En Washington hacía un frío de tembladera. Pero el señor de las píldoras ya se sentía de vacaciones y no tuvo ningún empacho en viajar con sandalias, pantalón corto y camisa hawaiana. Aún así me intrigaba saber qué hacía que este hombre se metiera tantas pastillas tan temprano. Y lo supe poco después del despegue.
No daban todavía las siete y media de la mañana cuando el individuo ya había ingerido tres botellitas de vodka. Eso explicaba las pastillas.
Se cuajó en su asiento antes de las ocho. El aliento alcohólico salía filoso como espada. Respiraba con trabajo, como un dragón herido. Y los pedacitos de colores de las pastillas desbaratadas, como de fiesta, adornaban los dientes y la lengua de una boca semiabierta que ba- beaba un espeso líquido amarillento.
Mi tercer memorable compañero de vuelo confundió su asiento con el baño de su casa. Tan pronto entró al avión empezó a desvestirse. Le dio el saco a la asistente de vuelo, se desabrochó el cinturón y se abrió el botón de los pantalones; su voluminoso y blanco abdomen no tardó en desbordarse como una avalancha.

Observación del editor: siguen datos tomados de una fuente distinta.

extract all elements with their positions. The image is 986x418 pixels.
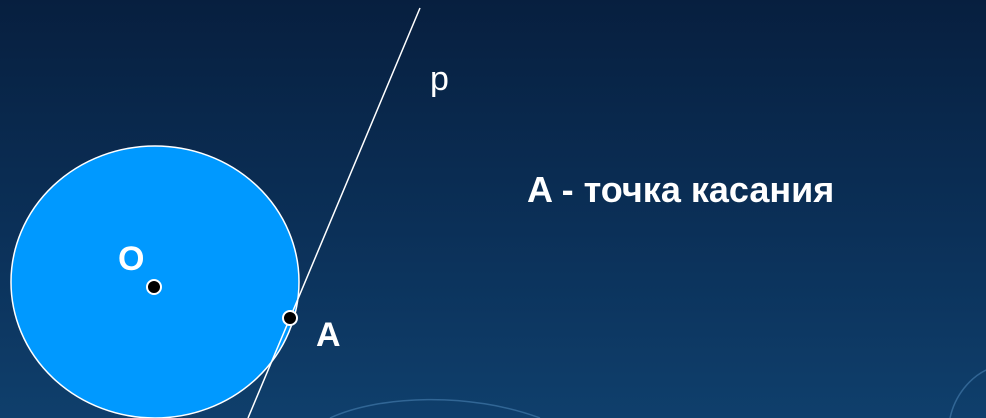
center-point-o	[146, 279, 162, 295]
decorative-swirl-left	[329, 398, 541, 418]
tangent-point-a	[282, 310, 298, 326]
point-label-o: O	[118, 240, 145, 278]
line-label-p: p	[430, 60, 449, 98]
caption-text: A - точка касания	[527, 169, 835, 210]
tangent-line-p	[247, 7, 421, 418]
decorative-swirl-right	[949, 369, 986, 418]
point-label-a: A	[316, 316, 341, 354]
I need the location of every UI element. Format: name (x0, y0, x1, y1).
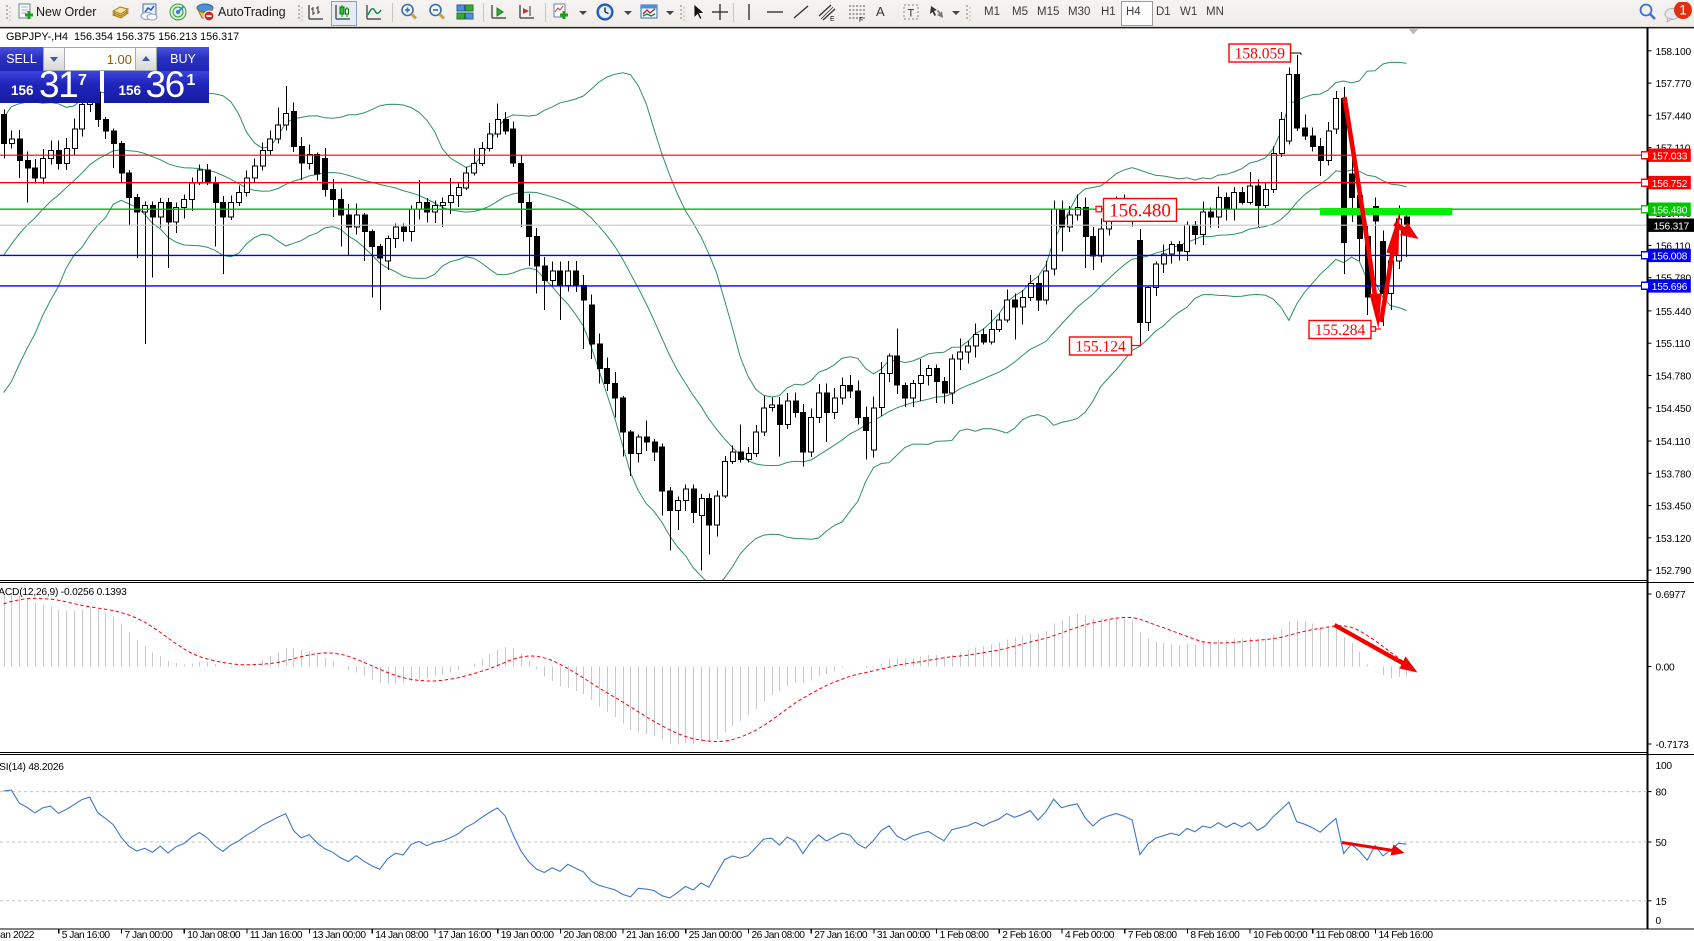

Tiró los zapatos al piso, se sacó la camisa y empezó a repartir sus pertenencias –portafolio, celular, botella de agua, compras del duty free— a su alrededor (o sea, sobre mí). No sólo rompió las más elementales reglas de la etiqueta, sino que llenó de hoyos mi espacio vital; esos treinta centímetros de distancia mínima entre un extraño y lo blanquito de mis ojos.
Sus brazos peludos entraban y salían de mi asiento mientras él leía su periódico y yo esquivaba la sección de deportes. La tormenta terminó cuando, con los brazos en cruz, y las piernas en V de victoria, se echó a dormir y sus ronquidos se confundieron con las turbinas del avión. Acabé de almohada y embarrado como mosca contra la ventana.
Lo malo es que, después de todos estos viajes, me he quedado con una duda: ¿y qué es lo que estos tres ilustres caballeros habrán pensado de mí?